Однако усилия Сонечки тщетны. Заставить Барабанова замолчать столь же трудно, как остановить начавшийся обвал. Для него совершенно безразлично, что говорить и как говорить, главное — производить звуки, вкладывая в них всю свою бурную неуправляемую энергию.
Впрочем, я не слушаю и не слышу, о чем оглушительно басит Барабанов, не вижу подкрашенного кукольного личика Сонечки и всегда незаметного, как бы несуществующего среди других людей Витька. Я иду рядом с Ларисой. Я вижу и слышу только одну ее — как она идет возле меня, постукивая каблучками по мокрому асфальту, как поглядывает на меня искоса, отводя в сторону тоненькой рукой свои роскошные рыжие волосы, о которые обжечься можно.
— Ты жестокий был на ринге, — говорит она, и слова ее возвращают покинувшие меня на время тревогу и недовольство самим собой.
— Я проигрывал, мог проиграть, — пытаюсь я оправдаться. — У меня не было выбора.
— Нет, ты вообще был жестокий, — не соглашается Лариса. — Никогда тебя таким не видела.
— Тебе было неприятно?
— Любопытно.
— Ты шутишь, конечно?
— Нисколько. Девчонки боятся, когда парни дерутся.

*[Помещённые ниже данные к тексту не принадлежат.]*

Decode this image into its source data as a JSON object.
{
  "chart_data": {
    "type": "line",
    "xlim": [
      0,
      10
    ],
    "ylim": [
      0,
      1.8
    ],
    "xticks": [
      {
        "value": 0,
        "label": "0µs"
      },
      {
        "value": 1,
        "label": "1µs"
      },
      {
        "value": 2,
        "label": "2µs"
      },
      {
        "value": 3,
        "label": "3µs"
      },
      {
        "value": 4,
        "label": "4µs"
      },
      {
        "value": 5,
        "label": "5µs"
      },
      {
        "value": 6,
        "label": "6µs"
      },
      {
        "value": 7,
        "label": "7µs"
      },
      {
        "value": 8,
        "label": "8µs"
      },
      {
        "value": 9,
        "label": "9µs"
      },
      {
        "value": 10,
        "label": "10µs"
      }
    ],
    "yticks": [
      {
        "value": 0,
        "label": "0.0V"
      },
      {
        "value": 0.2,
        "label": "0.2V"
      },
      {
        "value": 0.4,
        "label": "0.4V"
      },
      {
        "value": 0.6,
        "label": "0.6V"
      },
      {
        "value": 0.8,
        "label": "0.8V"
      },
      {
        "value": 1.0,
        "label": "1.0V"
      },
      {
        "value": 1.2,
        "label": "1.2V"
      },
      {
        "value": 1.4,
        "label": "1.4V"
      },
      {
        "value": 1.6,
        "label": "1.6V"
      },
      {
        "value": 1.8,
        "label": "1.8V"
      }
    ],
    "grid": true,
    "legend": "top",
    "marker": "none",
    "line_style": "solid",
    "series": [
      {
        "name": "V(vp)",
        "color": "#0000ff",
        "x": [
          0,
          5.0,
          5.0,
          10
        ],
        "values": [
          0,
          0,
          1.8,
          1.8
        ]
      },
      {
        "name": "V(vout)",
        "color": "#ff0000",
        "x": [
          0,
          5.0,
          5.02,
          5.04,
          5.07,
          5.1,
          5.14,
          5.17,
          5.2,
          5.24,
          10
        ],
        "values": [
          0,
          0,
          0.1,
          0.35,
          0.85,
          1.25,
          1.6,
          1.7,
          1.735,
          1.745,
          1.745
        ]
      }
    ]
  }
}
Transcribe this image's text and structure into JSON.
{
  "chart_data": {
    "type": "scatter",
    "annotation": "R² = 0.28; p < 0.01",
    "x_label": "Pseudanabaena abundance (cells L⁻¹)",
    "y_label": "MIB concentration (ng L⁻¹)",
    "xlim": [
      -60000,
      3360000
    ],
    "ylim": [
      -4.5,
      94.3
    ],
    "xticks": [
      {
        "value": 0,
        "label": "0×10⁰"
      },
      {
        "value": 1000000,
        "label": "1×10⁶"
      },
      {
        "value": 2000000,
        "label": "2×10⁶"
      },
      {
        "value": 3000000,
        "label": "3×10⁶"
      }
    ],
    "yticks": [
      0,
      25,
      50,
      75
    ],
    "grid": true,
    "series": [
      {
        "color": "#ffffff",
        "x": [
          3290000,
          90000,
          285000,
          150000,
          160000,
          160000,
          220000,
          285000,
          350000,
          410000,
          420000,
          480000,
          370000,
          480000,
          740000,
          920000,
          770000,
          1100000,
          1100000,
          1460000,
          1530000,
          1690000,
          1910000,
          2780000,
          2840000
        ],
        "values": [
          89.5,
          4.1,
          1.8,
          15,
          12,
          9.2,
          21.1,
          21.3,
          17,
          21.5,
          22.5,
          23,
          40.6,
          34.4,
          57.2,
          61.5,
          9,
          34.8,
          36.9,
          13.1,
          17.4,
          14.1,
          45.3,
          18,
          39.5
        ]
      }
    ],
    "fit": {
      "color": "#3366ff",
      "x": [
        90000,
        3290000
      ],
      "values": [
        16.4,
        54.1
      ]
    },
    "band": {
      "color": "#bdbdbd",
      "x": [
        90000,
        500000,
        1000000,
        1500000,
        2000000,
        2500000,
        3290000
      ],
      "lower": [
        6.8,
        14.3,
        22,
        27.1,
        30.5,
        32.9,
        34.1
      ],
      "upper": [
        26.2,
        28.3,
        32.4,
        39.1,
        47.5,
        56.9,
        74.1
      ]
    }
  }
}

Но любая из нас не против посмотреть драку. Особенно если находишься в полной безопасности. Например, в зрительном зале.
— Бокс — не драка.
— Конечно, нет, — улыбается Лариса. — Бокс — искусство. Что-то вроде балета или вышивания гладью. Ты сегодня недурно вышивал… Мама родная не узнает этого Хлыбова…
— Издеваешься?
— Что ты! Восхищаюсь.
Компания наша, между тем, отшумев, точно возникший вместе с дождем и истощившийся с его уходом ручей, начинает распадаться, расходиться по домам. Первой отделяется Сонечка, а потом, через некоторое время — Барабанов После его ухода сразу становится спокойно и тихо на улице, непривычно, неправдоподобно тихо — можно даже услышать, как падают капли с тополей и кленов и попискивают где-то поблизости осмелевшие после дождя синицы.
Последней должна уйти Лариса. Мне хочется, чтобы Лариса не уходила и, наверное, потому она уходит, как всегда, слишком скоро и неожиданно.
— Всего хорошего, мальчики, — говорит она. — Увидимся завтра в школе.
— До свидания, — говорю я.
— Пока, — говорит Витек.
Лариса сворачивает в боковую улицу. Я гляжу ей вслед. В светлом легком плаще, тоненькая, с рыжими, горящими в солнечном свете волосами на плечах и спине, она удаляется, словно улетающий светлячок, и все вокруг нее становится вдруг обыкновенным и серым. Серые дома. Серые деревья. Серое небо. Серые люди на тротуарах. Кажется, Лариса, уходя, забирает с собой все яркие краски, обесцветив ни в чем не повинное окружающее.